Nonetheless, my girls enjoy their mid-day snack, talons and all. But I've asked them not to get too used to such a delicacy. I really don't like seeing these things clawing to get out of the plastic bag in the bottom of my fridge every time I go to get a drink.

9 comments:

Anonymous said...

I sure hope those babies appreciate their Mama.

pattysea said...

EEEUUUWWWW!!! GROSS!!!

gyeong said...

Some other countries would be impressed to see that we feed what they consider delicacies to our dogs :). I usually sneak a taste of any funky stuff I give to my kids. Chicken feet with black bean sauce sounds yummy.

Christy Stewart said...

The things we do for our fur babies! Gross but very sweet!

houndstooth said...

I think I may have nightmares tonight! Those feet just look disturbing! You're a much better woman than I am!

Terri said...

O_o As much as I love my hounds, I couldn't possibly buy those, much less allow them in my house. They FREAK me out! Ours get nice frozen raw beef marrow bones for chewing and teef cleaning.

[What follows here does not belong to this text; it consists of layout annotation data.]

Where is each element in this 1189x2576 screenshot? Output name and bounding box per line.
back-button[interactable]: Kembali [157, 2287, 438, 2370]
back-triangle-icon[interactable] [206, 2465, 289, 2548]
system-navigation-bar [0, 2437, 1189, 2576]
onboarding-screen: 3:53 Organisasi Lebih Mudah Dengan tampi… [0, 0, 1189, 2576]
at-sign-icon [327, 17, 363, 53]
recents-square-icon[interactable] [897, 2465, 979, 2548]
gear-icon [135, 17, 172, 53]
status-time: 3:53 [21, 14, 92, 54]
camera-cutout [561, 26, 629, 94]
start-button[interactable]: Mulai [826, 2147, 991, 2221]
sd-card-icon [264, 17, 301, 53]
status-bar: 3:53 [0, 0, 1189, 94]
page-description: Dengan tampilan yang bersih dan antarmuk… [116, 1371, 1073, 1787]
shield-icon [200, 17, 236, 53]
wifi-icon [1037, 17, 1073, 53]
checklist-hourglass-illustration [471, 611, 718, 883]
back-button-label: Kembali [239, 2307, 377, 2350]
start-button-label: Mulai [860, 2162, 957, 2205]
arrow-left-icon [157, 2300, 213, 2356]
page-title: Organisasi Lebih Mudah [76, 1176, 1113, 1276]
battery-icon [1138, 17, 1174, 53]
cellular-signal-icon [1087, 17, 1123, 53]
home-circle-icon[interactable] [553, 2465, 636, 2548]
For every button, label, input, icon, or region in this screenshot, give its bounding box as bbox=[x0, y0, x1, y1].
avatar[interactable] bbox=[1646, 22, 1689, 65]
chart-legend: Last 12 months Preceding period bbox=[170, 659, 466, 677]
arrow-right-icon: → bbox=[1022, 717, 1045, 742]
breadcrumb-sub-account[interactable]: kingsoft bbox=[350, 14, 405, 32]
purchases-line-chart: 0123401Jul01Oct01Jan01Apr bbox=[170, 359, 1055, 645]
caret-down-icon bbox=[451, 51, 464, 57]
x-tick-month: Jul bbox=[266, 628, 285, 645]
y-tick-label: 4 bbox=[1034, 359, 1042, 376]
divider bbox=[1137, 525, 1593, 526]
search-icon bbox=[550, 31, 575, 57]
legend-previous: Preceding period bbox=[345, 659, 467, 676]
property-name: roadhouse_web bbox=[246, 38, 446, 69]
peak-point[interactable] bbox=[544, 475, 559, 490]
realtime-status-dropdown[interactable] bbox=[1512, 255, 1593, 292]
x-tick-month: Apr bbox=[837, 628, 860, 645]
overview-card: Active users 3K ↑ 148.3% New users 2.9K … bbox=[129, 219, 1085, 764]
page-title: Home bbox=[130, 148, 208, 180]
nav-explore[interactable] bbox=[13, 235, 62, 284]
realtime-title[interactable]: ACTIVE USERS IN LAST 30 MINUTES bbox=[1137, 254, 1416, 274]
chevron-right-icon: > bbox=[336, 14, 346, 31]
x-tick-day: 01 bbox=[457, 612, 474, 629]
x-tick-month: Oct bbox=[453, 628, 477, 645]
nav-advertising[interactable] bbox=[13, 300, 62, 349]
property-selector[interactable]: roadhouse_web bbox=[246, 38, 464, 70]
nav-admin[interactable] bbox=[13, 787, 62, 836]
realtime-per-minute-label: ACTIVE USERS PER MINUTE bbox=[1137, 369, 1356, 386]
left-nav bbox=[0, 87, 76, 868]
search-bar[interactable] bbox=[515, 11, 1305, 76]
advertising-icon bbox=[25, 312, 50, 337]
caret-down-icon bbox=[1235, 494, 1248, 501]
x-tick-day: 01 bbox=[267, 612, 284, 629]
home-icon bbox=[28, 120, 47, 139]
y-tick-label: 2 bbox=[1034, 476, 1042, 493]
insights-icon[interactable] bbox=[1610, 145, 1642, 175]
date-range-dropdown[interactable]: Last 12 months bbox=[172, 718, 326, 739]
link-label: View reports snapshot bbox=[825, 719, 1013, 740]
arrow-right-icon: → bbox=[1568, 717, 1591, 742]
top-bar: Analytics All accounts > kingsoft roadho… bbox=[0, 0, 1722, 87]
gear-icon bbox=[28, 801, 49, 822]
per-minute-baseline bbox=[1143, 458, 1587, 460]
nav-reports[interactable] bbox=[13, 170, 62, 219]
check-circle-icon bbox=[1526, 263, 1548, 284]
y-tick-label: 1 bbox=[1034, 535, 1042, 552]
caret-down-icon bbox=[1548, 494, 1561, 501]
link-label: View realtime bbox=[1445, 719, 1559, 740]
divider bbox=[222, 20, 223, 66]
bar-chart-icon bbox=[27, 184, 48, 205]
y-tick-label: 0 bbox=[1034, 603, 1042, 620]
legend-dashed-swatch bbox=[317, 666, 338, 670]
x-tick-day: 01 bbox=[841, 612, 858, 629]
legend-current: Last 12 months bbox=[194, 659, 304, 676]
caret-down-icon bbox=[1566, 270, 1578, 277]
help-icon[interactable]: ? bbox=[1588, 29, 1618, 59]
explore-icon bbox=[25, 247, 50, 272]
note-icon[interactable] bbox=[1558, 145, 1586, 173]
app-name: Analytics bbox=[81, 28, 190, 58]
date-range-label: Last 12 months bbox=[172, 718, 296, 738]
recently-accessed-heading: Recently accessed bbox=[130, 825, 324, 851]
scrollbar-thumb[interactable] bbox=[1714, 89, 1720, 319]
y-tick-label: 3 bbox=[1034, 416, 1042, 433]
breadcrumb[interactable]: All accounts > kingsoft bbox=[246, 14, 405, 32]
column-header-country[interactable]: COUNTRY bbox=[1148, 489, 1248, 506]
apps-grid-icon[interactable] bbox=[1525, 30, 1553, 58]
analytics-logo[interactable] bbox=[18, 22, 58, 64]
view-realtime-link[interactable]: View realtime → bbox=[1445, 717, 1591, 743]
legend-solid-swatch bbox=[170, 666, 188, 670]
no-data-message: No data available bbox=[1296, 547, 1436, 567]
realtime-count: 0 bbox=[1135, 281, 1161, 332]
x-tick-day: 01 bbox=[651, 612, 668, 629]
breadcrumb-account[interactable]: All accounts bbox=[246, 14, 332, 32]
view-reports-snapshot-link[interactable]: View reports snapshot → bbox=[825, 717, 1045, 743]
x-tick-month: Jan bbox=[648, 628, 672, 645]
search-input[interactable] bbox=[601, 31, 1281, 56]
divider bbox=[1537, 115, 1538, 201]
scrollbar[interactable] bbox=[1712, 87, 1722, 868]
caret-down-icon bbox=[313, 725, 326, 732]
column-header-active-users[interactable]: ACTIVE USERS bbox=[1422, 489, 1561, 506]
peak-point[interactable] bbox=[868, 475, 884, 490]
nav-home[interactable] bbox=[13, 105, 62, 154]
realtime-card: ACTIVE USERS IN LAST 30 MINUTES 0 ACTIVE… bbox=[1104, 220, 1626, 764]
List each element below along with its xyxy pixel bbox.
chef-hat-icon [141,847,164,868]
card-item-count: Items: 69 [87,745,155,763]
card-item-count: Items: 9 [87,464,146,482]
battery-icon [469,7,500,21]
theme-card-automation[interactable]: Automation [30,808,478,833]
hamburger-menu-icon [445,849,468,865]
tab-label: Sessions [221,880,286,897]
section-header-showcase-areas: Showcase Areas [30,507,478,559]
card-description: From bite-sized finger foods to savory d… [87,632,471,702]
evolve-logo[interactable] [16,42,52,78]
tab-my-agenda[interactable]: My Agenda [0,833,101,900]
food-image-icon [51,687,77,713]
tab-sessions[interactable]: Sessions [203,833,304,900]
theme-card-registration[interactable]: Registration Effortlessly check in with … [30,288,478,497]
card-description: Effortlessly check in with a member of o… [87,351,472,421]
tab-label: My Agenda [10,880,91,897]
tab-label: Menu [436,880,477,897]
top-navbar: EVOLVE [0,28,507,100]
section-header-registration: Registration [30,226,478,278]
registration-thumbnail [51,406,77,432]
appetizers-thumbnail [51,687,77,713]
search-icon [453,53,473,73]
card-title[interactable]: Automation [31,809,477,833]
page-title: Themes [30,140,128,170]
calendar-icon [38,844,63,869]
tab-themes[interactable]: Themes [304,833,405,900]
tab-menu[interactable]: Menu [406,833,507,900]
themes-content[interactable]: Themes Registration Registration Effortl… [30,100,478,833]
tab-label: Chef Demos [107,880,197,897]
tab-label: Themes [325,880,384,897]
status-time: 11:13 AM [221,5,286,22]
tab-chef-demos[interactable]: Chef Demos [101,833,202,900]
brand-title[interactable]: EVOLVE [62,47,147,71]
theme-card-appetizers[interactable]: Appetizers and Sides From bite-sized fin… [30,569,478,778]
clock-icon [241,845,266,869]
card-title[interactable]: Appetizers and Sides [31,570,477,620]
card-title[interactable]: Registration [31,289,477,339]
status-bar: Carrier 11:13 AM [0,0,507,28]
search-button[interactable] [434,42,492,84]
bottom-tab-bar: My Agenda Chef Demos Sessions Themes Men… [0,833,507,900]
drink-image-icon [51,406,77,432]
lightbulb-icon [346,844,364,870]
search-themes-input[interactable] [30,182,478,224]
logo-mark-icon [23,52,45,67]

Bethanie and Chris said...

Haven't seen chicken feet since moving out of SC.

Trina said...

Oh my..I have seen Gyeong eat some weird stuff (and figure now he will make an effort to find this on a menu the next time we are out and about)..and I am game to try anything one. But I think even I would push that away. Props to you for having them in your fridge.

IHateToast said...

Feet just seem to be an odd thing to eat. Pig. Chook. I don't care. They're feet. Some cultures find the showing of the sole offensive. I will adopt that and add eating of the sole, too.

Now, to be a royal hypocrite, I have roo tail thawing in the sink. Mmmm. Roo tail. The kids love it. Lean. It's like osso bucco with more meato.

In Germany, I saw udder. My boyfriend bought it for the dogs. Some fry it up to eat. Again. Gimme my muscles. If I have to eat meat, it's going to be a muscle.